Ausführlich schilderten die Tatzeugen, darunter die Freundin des Angeklagten und die Partnerin des Rockerkumpels, den Ablauf des Geschehens bei der polizeilichen Vernehmung. Der Angeklagte soll demme nach bei der Auseinandersetzung wie von Sinnen gewesen sein und habe einem seiner Opfer, das bereits am Boden lag, auch noch Fußtritte verpasst.
Doch bei ihren Auftritten im Zeugenstand gaben sie sich jetzt wortkarg und strapazierten die Geduld der Strafkammer. Am ersten Verhandlungstag widerrief die Freundin des Angeklagten ihre belastenden Aussagen, die sie bei der Polizei gemacht hatte. Die Freundin des anderen Rockers druckste herum und verwickelte sich in der stundenlangen richterlichen Befragung in zahlreiche Widersprüche. Auch ihr Freund, der laut Staatsanwaltschaft als möglicher Mittäter in Betracht kommen könnte, berief sich zunächst auf seinen Alkoholpegel wie die anderen auch, gab aber dann auf intensive Befragung des Gerichts hin doch Details preis, die den Angeklagten belasten könnten. Er selbst habe den angeblichen Hooligans zugerufen, „sie sollten sich verpissen“und habe einem von ihnen „mit der Faust in die Fresse gehauen“, erinnerte er sich auf einmal. Und dass sein Kumpel das Messer gezückt hatte, verneinte er zumindest nicht.

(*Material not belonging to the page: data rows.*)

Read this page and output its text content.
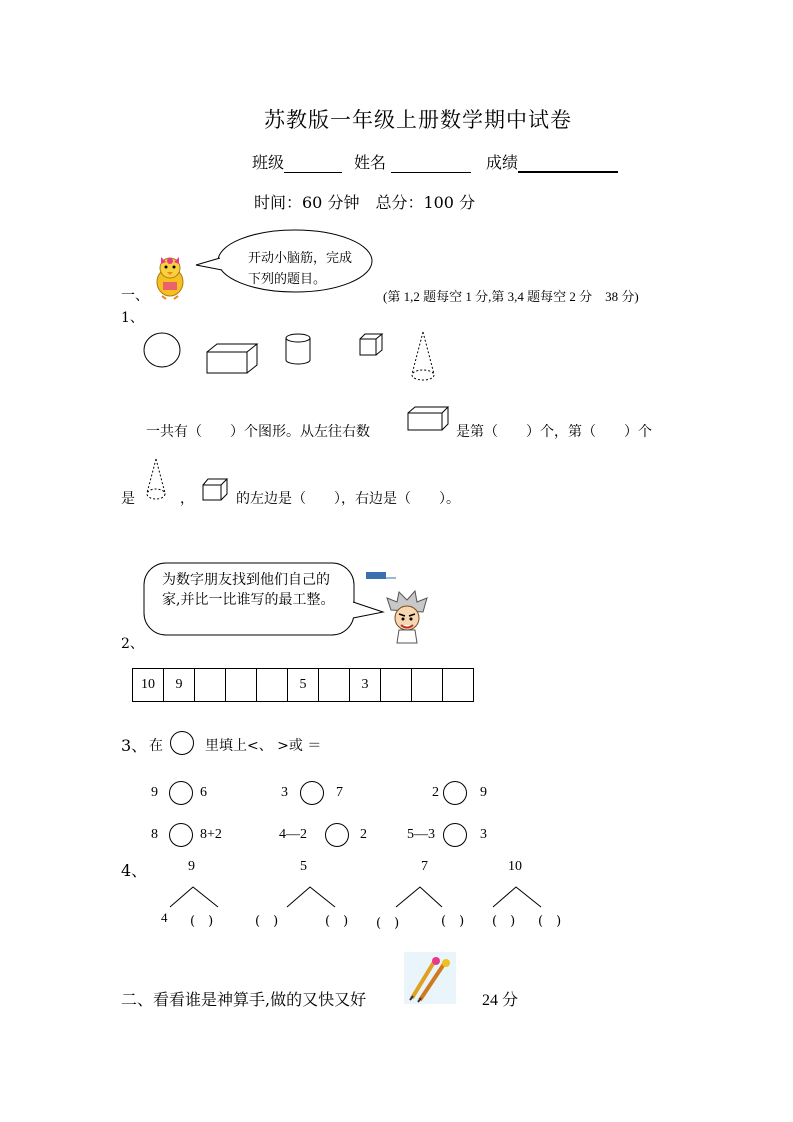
苏教版一年级上册数学期中试卷
班级	姓名	成绩
时间：60 分钟　总分：100 分
开动小脑筋，完成下列的题目。
一、	(第 1,2 题每空 1 分,第 3,4 题每空 2 分　38 分)
1、
一共有（　　）个图形。从左往右数	是第（　　）个，第（　　）个
是	，	的左边是（　　），右边是（　　）。
为数字朋友找到他们自己的家,并比一比谁写的最工整。
2、
10	9				5		3			
3、 在	里填上<、 >或 ＝
9	6	3	7	2	9
8	8+2	4—2	2	5—3	3
4、	9	5	7	10
4 (　)	(　)	(　) (　)	(　) (　) (　)
二、看看谁是神算手,做的又快又好	24 分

Sowohl er als auch seine Freundin waren bereits am vergangenen Mittwoch als Zeugen vorgeladen gewesen, waren aber nicht vor Gericht erschienen. So musste die Polizei sie jetzt zuhause abholen und zur Gerichtsverhandlung begleiten. Nach den Gründen seines Fehlens befragt, antwortete der 22-Jährige: „Ich hatte Kopfschmerzen.“Und seine Freundin wohl auch. Beiden wurde eine Ordnungsstrafe von 100 Euro beziehungsweise 120 Euro aufgebrummt.
Was die Opfer der Messerattacken betrifft, so konnten sie sich vor Gericht ebenfalls nur vage an das Tatgeschehen erinnern. Auch sie hatten in dieser Nacht große Mengen Alkohol konsumiert. Für einen der jungen Männer hat der Messerstich erhebliche Folgen, weil seine Milz bei der Notoperation entfernt werden musste. Im Zeugenstand berichtete er von erheblichen Einschränkungen bei der körperlichen Arbeit, Schlafstörungen und einem geschwächten Immunsystem, was sich auf seinen Alltag einschränkend auswirke.